Limited Dynamic Adjustability:

  • DC welding may have limited dynamic adjustability compared to some advanced AC welding systems. Certain applications may benefit from the specific characteristics provided by AC, such as variable polarity.

Electrode Wear:

  • DC welding can result in increased electrode wear, especially in electrode positive (DCEP) configurations. This may lead to more frequent electrode replacements and higher consumable costs.

AC or DC, Which One Is Suitable for Mig Welding & Why?

As you can see, both AC and DC have their own unique specialties, pros, and cons. So, deciding which one stands head and shoulders above the rest is a bit tough.

However, considering some key aspects, I’d like to share my personal view on which one is more suitable for MIG welding.

Overall, the direct current or DC has more advantages or benefits than AC in terms of Mig welding.

Ask me why?

Because it tends to produce less spatter yet let you achieve smoother welding output.

Moreover, the direct current is able to weld multiple types of materials, including thinner metals, to get your job done. And yes, this will penetrate more deeply, along with ensuring a quick deposition rate for Mig welding.

But if you want to weld aluminum through Mig welding, then don’t be a fool to choose the direct current instead of the alternative current.

Besides, if your budget is extremely low yet needs to MIG weld thick materials, then you can simply rely on the AC. But that isn’t going to be your best decision if you have enough budget and welding experience; keep it in mind.

How to Set Mig Welder in DC Mode?

To be honest, very little authentic information is available for setting Mig welder in DC mode.

So, for your convenience, here are the 5 effective steps to set up your MIG welder in DC mode –

  • Step-1: Cable Observation

First off, ensure each cable connection isn’t loose and is totally free from damage by checking out your welding equipment.

  • Step-2: Electrode Polarity Setup

As you know, the mig weld needs the direct current’s positive electrode (+). You can find a polarity connection right inside the machine.

  • Step-3: Gas-flow Setup

Let’s switch on the shielding gas in terms of setting the overall flow rate. This should be around 20-25 CF/hour.

  • Step-4: Tension Observation

You may end up with the worse wire feeding in case the tension appears too little or too much. So make sure to adjust it following the users’ manual.

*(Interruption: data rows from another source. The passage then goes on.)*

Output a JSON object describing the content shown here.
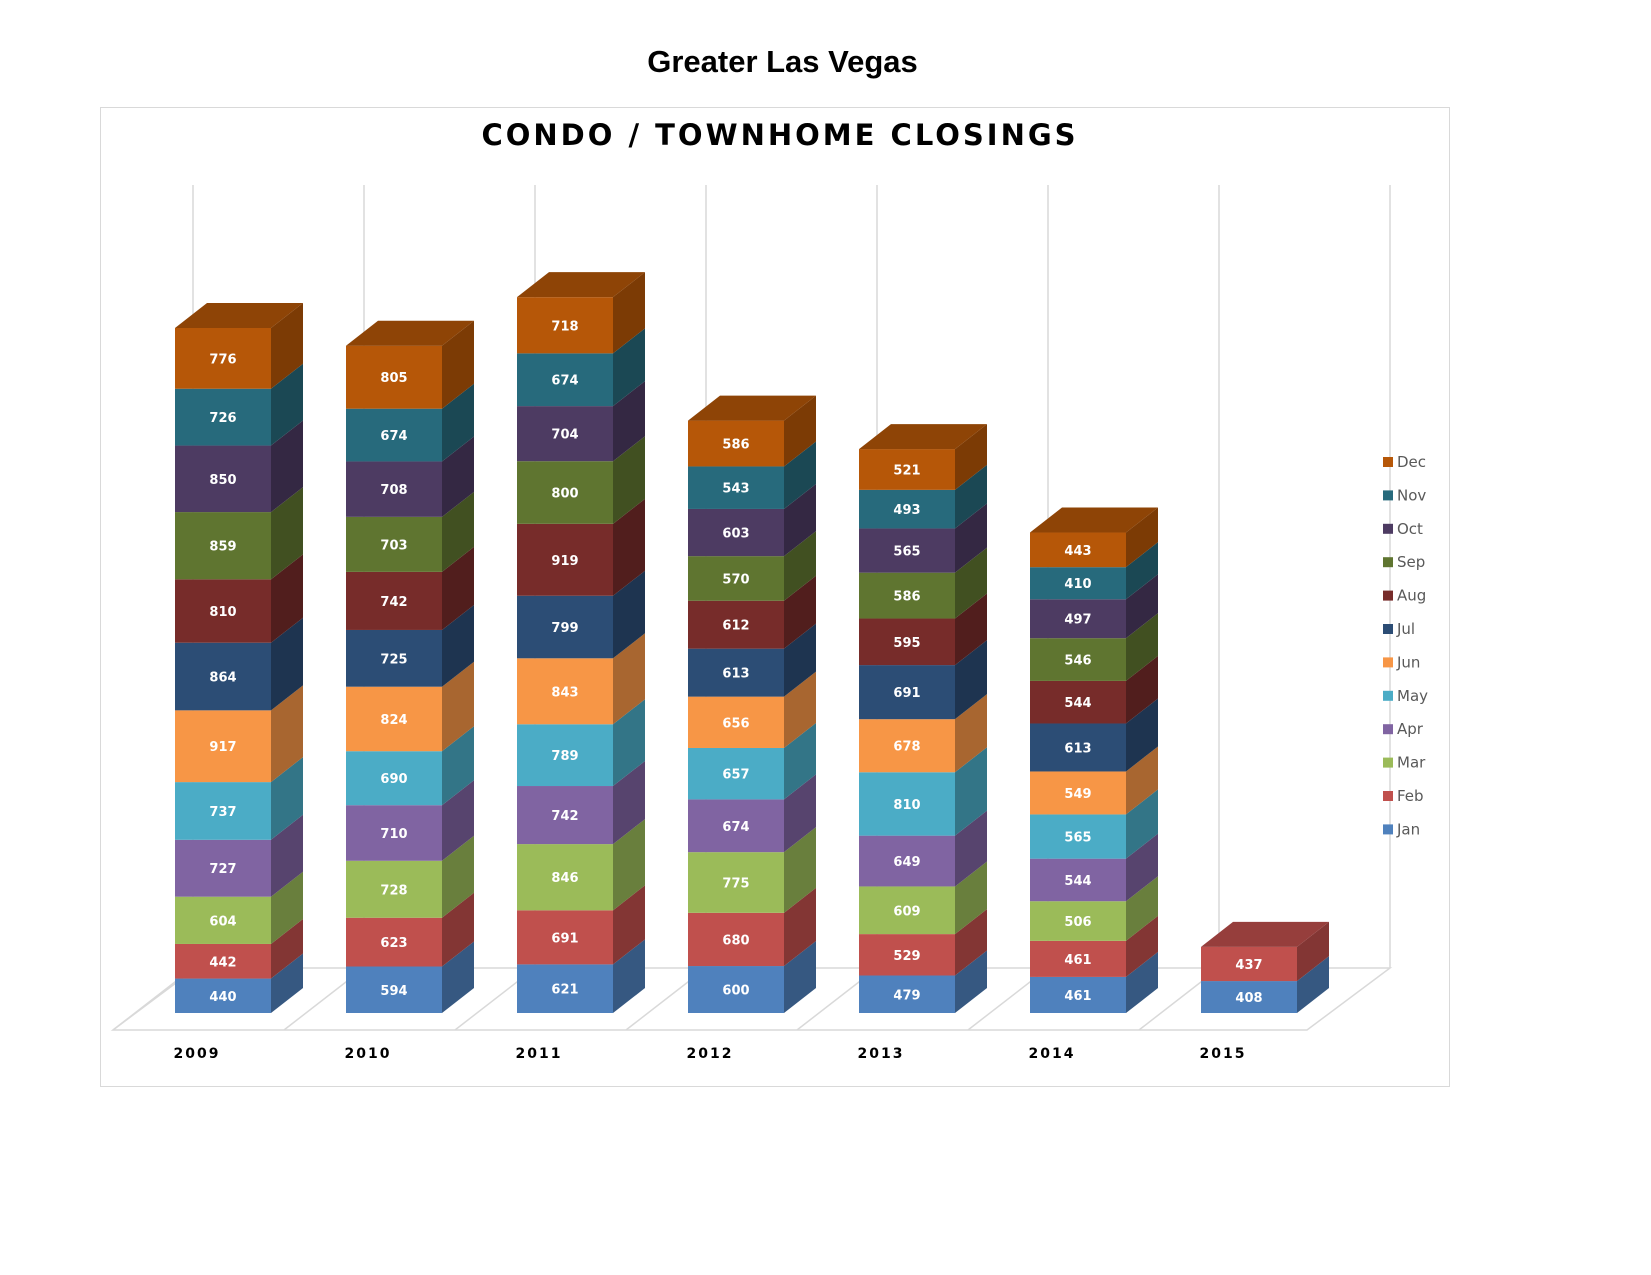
{
  "page": {
    "title": "Greater Las Vegas"
  },
  "chart_data": {
    "type": "bar",
    "stacked": true,
    "three_d": true,
    "title": "CONDO / TOWNHOME CLOSINGS",
    "xlabel": "",
    "ylabel": "",
    "legend_position": "right",
    "grid": true,
    "categories": [
      "2009",
      "2010",
      "2011",
      "2012",
      "2013",
      "2014",
      "2015"
    ],
    "series": [
      {
        "name": "Jan",
        "color": "#4f81bd",
        "values": [
          440,
          594,
          621,
          600,
          479,
          461,
          408
        ]
      },
      {
        "name": "Feb",
        "color": "#c0504d",
        "values": [
          442,
          623,
          691,
          680,
          529,
          461,
          437
        ]
      },
      {
        "name": "Mar",
        "color": "#9bbb59",
        "values": [
          604,
          728,
          846,
          775,
          609,
          506,
          null
        ]
      },
      {
        "name": "Apr",
        "color": "#8064a2",
        "values": [
          727,
          710,
          742,
          674,
          649,
          544,
          null
        ]
      },
      {
        "name": "May",
        "color": "#4bacc6",
        "values": [
          737,
          690,
          789,
          657,
          810,
          565,
          null
        ]
      },
      {
        "name": "Jun",
        "color": "#f79646",
        "values": [
          917,
          824,
          843,
          656,
          678,
          549,
          null
        ]
      },
      {
        "name": "Jul",
        "color": "#2c4d75",
        "values": [
          864,
          725,
          799,
          613,
          691,
          613,
          null
        ]
      },
      {
        "name": "Aug",
        "color": "#772c2a",
        "values": [
          810,
          742,
          919,
          612,
          595,
          544,
          null
        ]
      },
      {
        "name": "Sep",
        "color": "#5f7530",
        "values": [
          859,
          703,
          800,
          570,
          586,
          546,
          null
        ]
      },
      {
        "name": "Oct",
        "color": "#4d3b62",
        "values": [
          850,
          708,
          704,
          603,
          565,
          497,
          null
        ]
      },
      {
        "name": "Nov",
        "color": "#276a7c",
        "values": [
          726,
          674,
          674,
          543,
          493,
          410,
          null
        ]
      },
      {
        "name": "Dec",
        "color": "#b65708",
        "values": [
          776,
          805,
          718,
          586,
          521,
          443,
          null
        ]
      }
    ]
  }
}
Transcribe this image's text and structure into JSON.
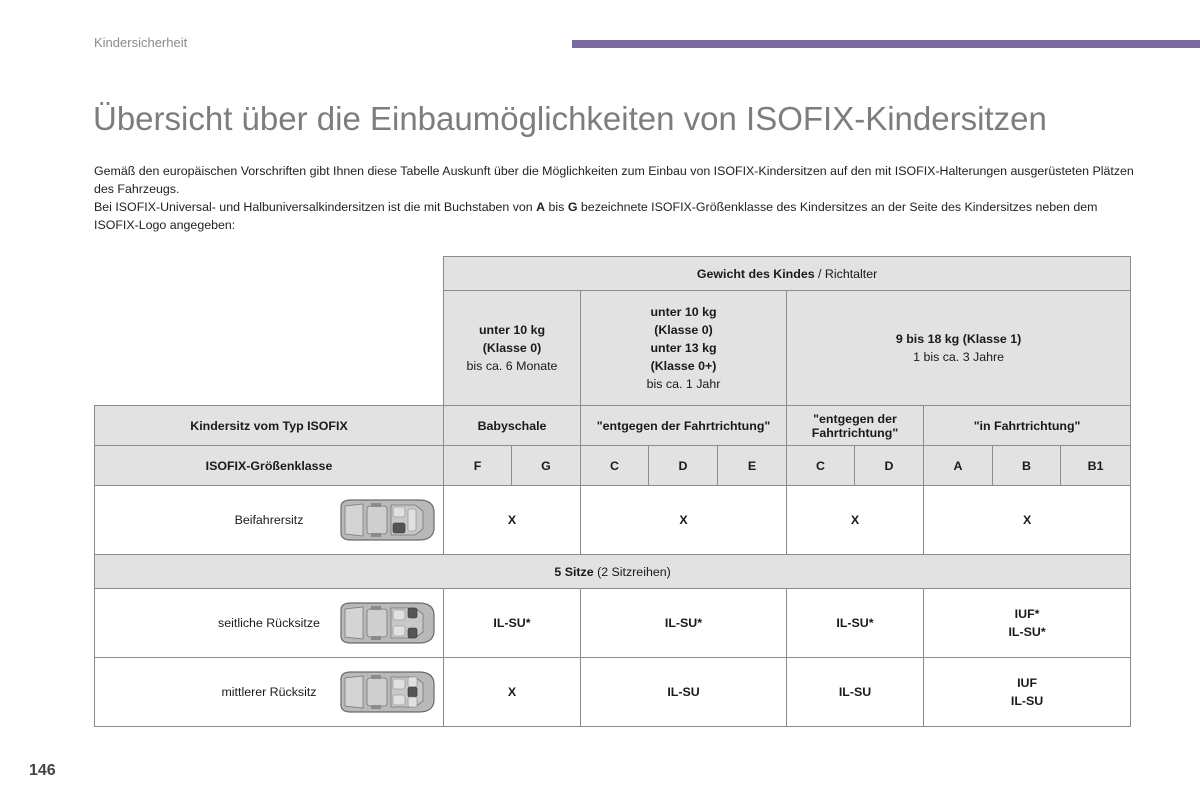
{
  "header": {
    "section": "Kindersicherheit",
    "title": "Übersicht über die Einbaumöglichkeiten von ISOFIX-Kindersitzen",
    "accent_color": "#7a6aa2"
  },
  "intro": {
    "paragraph1": "Gemäß den europäischen Vorschriften gibt Ihnen diese Tabelle Auskunft über die Möglichkeiten zum Einbau von ISOFIX-Kindersitzen auf den mit ISOFIX-Halterungen ausgerüsteten Plätzen des Fahrzeugs.",
    "p2_before_a": "Bei ISOFIX-Universal- und Halbuniversalkindersitzen ist die mit Buchstaben von ",
    "p2_a": "A",
    "p2_between": " bis ",
    "p2_g": "G",
    "p2_after": " bezeichnete ISOFIX-Größenklasse des Kindersitzes an der Seite des Kindersitzes neben dem ISOFIX-Logo angegeben:"
  },
  "table": {
    "weight_header_bold": "Gewicht des Kindes",
    "weight_header_rest": " / Richtalter",
    "groups": [
      {
        "lines": [
          "unter 10 kg",
          "(Klasse 0)"
        ],
        "age": "bis ca. 6 Monate"
      },
      {
        "lines": [
          "unter 10 kg",
          "(Klasse 0)",
          "unter 13 kg",
          "(Klasse 0+)"
        ],
        "age": "bis ca. 1 Jahr"
      },
      {
        "lines": [
          "9 bis 18 kg (Klasse 1)"
        ],
        "age": "1 bis ca. 3 Jahre"
      }
    ],
    "type_row": {
      "label": "Kindersitz vom Typ ISOFIX",
      "types": [
        "Babyschale",
        "\"entgegen der Fahrtrichtung\"",
        "\"entgegen der Fahrtrichtung\"",
        "\"in Fahrtrichtung\""
      ]
    },
    "size_row": {
      "label": "ISOFIX-Größenklasse",
      "classes": [
        "F",
        "G",
        "C",
        "D",
        "E",
        "C",
        "D",
        "A",
        "B",
        "B1"
      ]
    },
    "rows": {
      "front": {
        "label": "Beifahrersitz",
        "values": [
          "X",
          "X",
          "X",
          "X"
        ],
        "icon": "car-front-seat-icon"
      },
      "five_seats": {
        "bold": "5 Sitze",
        "rest": " (2 Sitzreihen)"
      },
      "side_rear": {
        "label": "seitliche Rücksitze",
        "values": [
          "IL-SU*",
          "IL-SU*",
          "IL-SU*"
        ],
        "last_lines": [
          "IUF*",
          "IL-SU*"
        ],
        "icon": "car-side-rear-seats-icon"
      },
      "middle_rear": {
        "label": "mittlerer Rücksitz",
        "values": [
          "X",
          "IL-SU",
          "IL-SU"
        ],
        "last_lines": [
          "IUF",
          "IL-SU"
        ],
        "icon": "car-middle-rear-seat-icon"
      }
    },
    "shade_color": "#e2e2e2",
    "border_color": "#8c8c8c"
  },
  "footer": {
    "page_number": "146"
  }
}
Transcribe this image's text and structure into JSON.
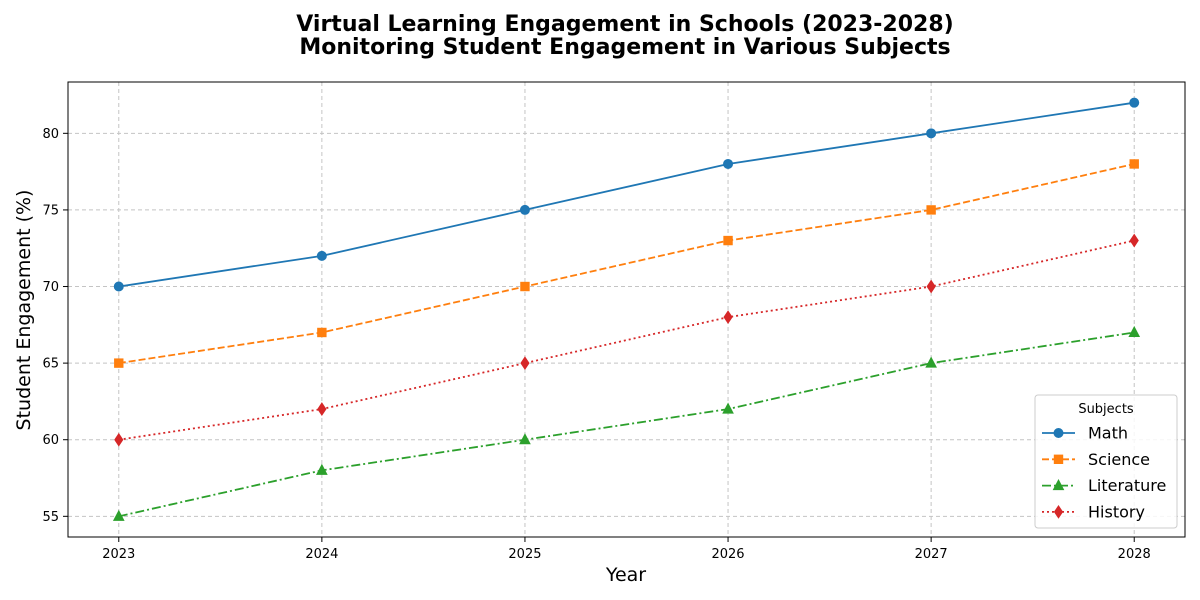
{
  "chart_data": {
    "type": "line",
    "title": "Virtual Learning Engagement in Schools (2023-2028)",
    "subtitle": "Monitoring Student Engagement in Various Subjects",
    "xlabel": "Year",
    "ylabel": "Student Engagement (%)",
    "x": [
      2023,
      2024,
      2025,
      2026,
      2027,
      2028
    ],
    "xlim": [
      2022.75,
      2028.25
    ],
    "ylim": [
      53.65,
      83.35
    ],
    "yticks": [
      55,
      60,
      65,
      70,
      75,
      80
    ],
    "grid": true,
    "legend_title": "Subjects",
    "legend_position": "lower-right",
    "series": [
      {
        "name": "Math",
        "values": [
          70,
          72,
          75,
          78,
          80,
          82
        ],
        "color": "#1f77b4",
        "linestyle": "solid",
        "marker": "circle"
      },
      {
        "name": "Science",
        "values": [
          65,
          67,
          70,
          73,
          75,
          78
        ],
        "color": "#ff7f0e",
        "linestyle": "dashed",
        "marker": "square"
      },
      {
        "name": "Literature",
        "values": [
          55,
          58,
          60,
          62,
          65,
          67
        ],
        "color": "#2ca02c",
        "linestyle": "dashdot",
        "marker": "triangle"
      },
      {
        "name": "History",
        "values": [
          60,
          62,
          65,
          68,
          70,
          73
        ],
        "color": "#d62728",
        "linestyle": "dotted",
        "marker": "diamond"
      }
    ]
  }
}
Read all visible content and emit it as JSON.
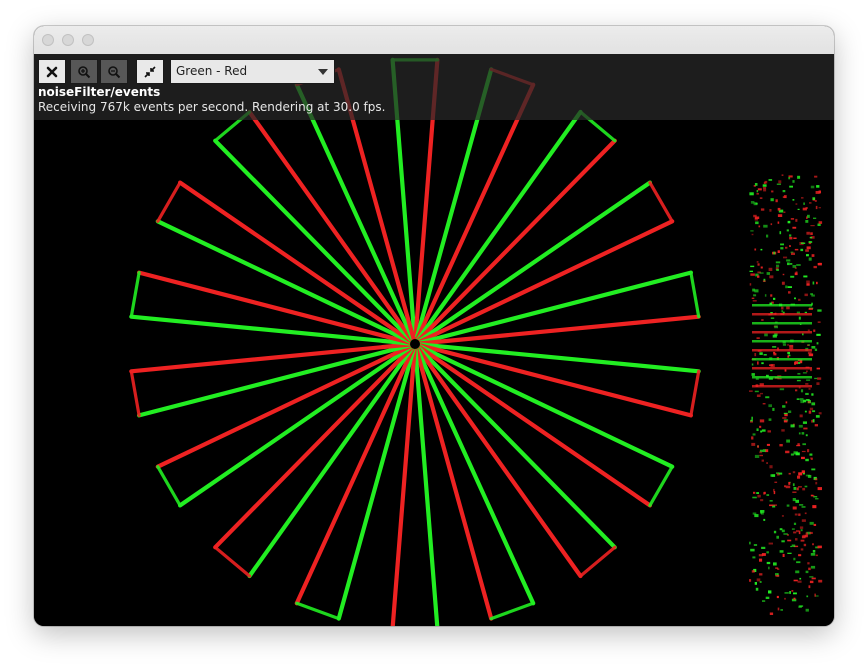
{
  "toolbar": {
    "close_icon": "close-icon",
    "zoom_in_icon": "zoom-in-icon",
    "zoom_out_icon": "zoom-out-icon",
    "fit_icon": "collapse-icon",
    "color_scheme": {
      "selected": "Green - Red"
    }
  },
  "topic": "noiseFilter/events",
  "status": "Receiving 767k events per second. Rendering at 30.0 fps.",
  "colors": {
    "positive": "#22ee22",
    "negative": "#ee2222",
    "background": "#000000"
  }
}
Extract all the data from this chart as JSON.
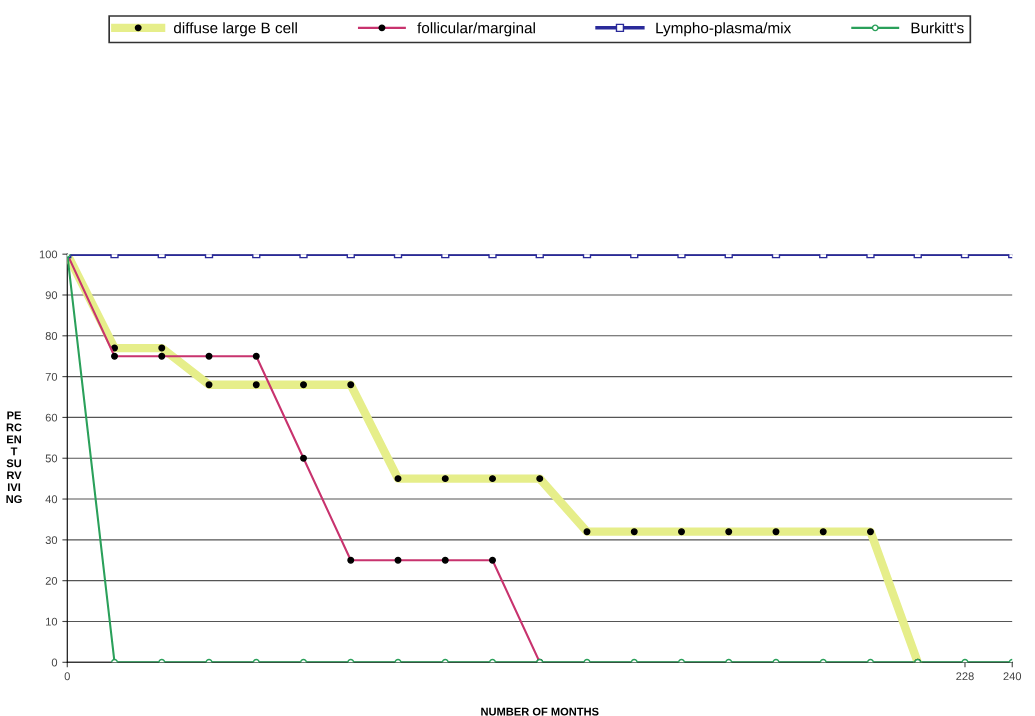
{
  "chart_data": {
    "type": "line",
    "xlabel": "NUMBER OF MONTHS",
    "ylabel": "PE\nRC\nEN\nT\nSU\nRV\nIVI\nNG",
    "x": [
      0,
      12,
      24,
      36,
      48,
      60,
      72,
      84,
      96,
      108,
      120,
      132,
      144,
      156,
      168,
      180,
      192,
      204,
      216,
      228,
      240
    ],
    "series": [
      {
        "name": "diffuse large B cell",
        "color": "#e6ee8a",
        "marker": "circle",
        "values": [
          100,
          77,
          77,
          68,
          68,
          68,
          68,
          45,
          45,
          45,
          45,
          32,
          32,
          32,
          32,
          32,
          32,
          32,
          0,
          null,
          null
        ]
      },
      {
        "name": "follicular/marginal",
        "color": "#c8336e",
        "marker": "circle",
        "values": [
          100,
          75,
          75,
          75,
          75,
          50,
          25,
          25,
          25,
          25,
          0,
          null,
          null,
          null,
          null,
          null,
          null,
          null,
          null,
          null,
          null
        ]
      },
      {
        "name": "Lympho-plasma/mix",
        "color": "#2a2a9a",
        "marker": "square",
        "values": [
          100,
          100,
          100,
          100,
          100,
          100,
          100,
          100,
          100,
          100,
          100,
          100,
          100,
          100,
          100,
          100,
          100,
          100,
          100,
          100,
          100
        ]
      },
      {
        "name": "Burkitt's",
        "color": "#2aa05a",
        "marker": "circle",
        "values": [
          100,
          0,
          0,
          0,
          0,
          0,
          0,
          0,
          0,
          0,
          0,
          0,
          0,
          0,
          0,
          0,
          0,
          0,
          0,
          0,
          0
        ]
      }
    ],
    "xlim": [
      0,
      240
    ],
    "xticks": [
      0,
      228,
      240
    ],
    "ylim": [
      0,
      100
    ],
    "yticks": [
      0,
      10,
      20,
      30,
      40,
      50,
      60,
      70,
      80,
      90,
      100
    ],
    "grid": "y",
    "legend": "top",
    "line_style": "solid"
  }
}
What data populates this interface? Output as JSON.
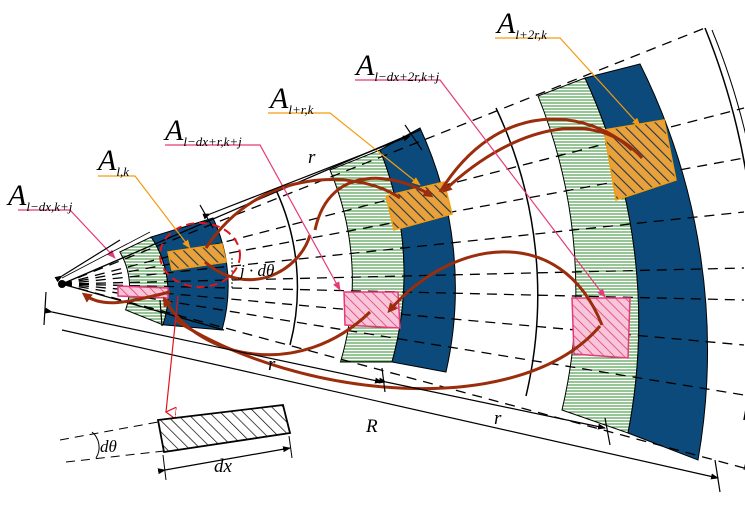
{
  "labels": {
    "a_l_dx_k_j": {
      "main": "A",
      "sub": "l−dx,k+j"
    },
    "a_l_k": {
      "main": "A",
      "sub": "l,k"
    },
    "a_l_dx_r_k_j": {
      "main": "A",
      "sub": "l−dx+r,k+j"
    },
    "a_l_r_k": {
      "main": "A",
      "sub": "l+r,k"
    },
    "a_l_dx_2r_k_j": {
      "main": "A",
      "sub": "l−dx+2r,k+j"
    },
    "a_l_2r_k": {
      "main": "A",
      "sub": "l+2r,k"
    },
    "r_top": "r",
    "r_bottom1": "r",
    "r_bottom2": "r",
    "R": "R",
    "j_dtheta": "j · dθ",
    "dtheta_inset": "dθ",
    "dx_inset": "dx"
  },
  "colors": {
    "dark_band": "#0b4a7a",
    "green_stripes": "#2e8b2e",
    "orange": "#f39c12",
    "pink": "#e6397a",
    "arrow_brown": "#9b2d0c",
    "red_dashed": "#e0141c",
    "inset_arrow": "#e0141c"
  }
}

  • Step-5: Consumables Experiment

From each contact tube, feel free to take off the additional spatter you notice. And if the liners or contact tips appear worn, replace them as soon as possible. It is okay to cast away the wire if you find it rusty.

Last Words

The battle of Ac vs. Dc Mig welding was quite head-to-head. As each has its own unique benefits and drawbacks, you can’t consider any of them the “Best”.

However, I’ve found the DC more suitable for MIG welding due to its smooth welding output, deep penetration, and quick deposition rate.